Although her salary was barely enough to pay the rent and for food.
David,
deep down, knew that he had to write this story – just this one – to make his
name, and the rest would be a piece of cake. And then he could give Sylvia
those things she had always dreamed of: a vacation in Hawaii, a dinner in a
fancy downtown restaurant. But what was needed now was the end, and the middle.
And the deadline was next Monday. How could he solve this problem? David first
thought about a mistake by the Esdalanopoflian: he might have come into the
wrong house, and it was really the next door neighbor that he wanted to kill.
But it wasn’t very plausible, as the next door neighbor didn’t get mixed up
with these people from far-off galaxies. Or: get rid of the idea of the
Esdalanopoflian – but then there would be no story, nor any conflict. Or: make
the Esdalanopoflian feel remorse, and apologize, sitting down with Daniel and
eating some oatmeal cookies, after all, gaining his trust, and the creature
would understand that Daniel had killed the inhabitants of Esdalanopoflia in
self-defense, or for the good of humanity. But it also didn’t sound very good,
because the Esdalanopoflians (indeed, no being from the Carraconaquil Galaxy)
didn’t eat cookies, particularly oatmeal cookies, which produced a sort of
measles on their right legs which could only be treated by a Treguilistonian
doctor, who no longer accepted any new patients, mainly due to his age (432
years old), but also due to the fact that Esdalanopoflian measles (misellus antoformigus) left a pus on the
chairs in his surgery, which could only be cleaned up with powdered jade leaf,
which costs a fortune.
And
David is stuck in this dilemma. It’s so easy to start a story. You just invent
a person, and then place them in a situation of conflict, or confront them with
a difficult decision. You provide some facts about the person’s life, and, in
theory, they become alive and act as they should do. But David hadn’t found any
solution for Daniel and the Esdalanopoflian when someone rang the doorbell.
David
went to open the door, expecting his wife, but it was the neighbor’s daughter.

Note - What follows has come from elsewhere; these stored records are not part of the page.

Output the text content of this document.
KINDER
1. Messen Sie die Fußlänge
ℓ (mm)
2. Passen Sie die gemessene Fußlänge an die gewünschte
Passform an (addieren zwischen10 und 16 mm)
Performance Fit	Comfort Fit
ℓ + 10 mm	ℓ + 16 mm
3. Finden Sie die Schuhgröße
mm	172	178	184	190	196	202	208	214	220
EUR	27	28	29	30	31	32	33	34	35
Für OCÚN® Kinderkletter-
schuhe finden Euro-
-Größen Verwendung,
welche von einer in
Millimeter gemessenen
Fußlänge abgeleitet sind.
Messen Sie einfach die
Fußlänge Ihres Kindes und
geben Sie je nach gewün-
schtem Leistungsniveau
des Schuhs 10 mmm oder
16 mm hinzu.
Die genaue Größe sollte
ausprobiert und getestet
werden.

And there she stood, as pretty as ever: four meters tall, her five eyes
sparkling, her red and kissable lips in the center of her green belly, her
blond plaits falling like cascades from her knees down to her feet, and her
false nose, made of solid silver. And David, his eyes fixed on her bright blue
tongue whilst she wanted to know if there was a letter for her that the mailman
had put in his mailbox by mistake. And how was the dog? And he, looking at her,
thinking: “Why should I write this fucking story?”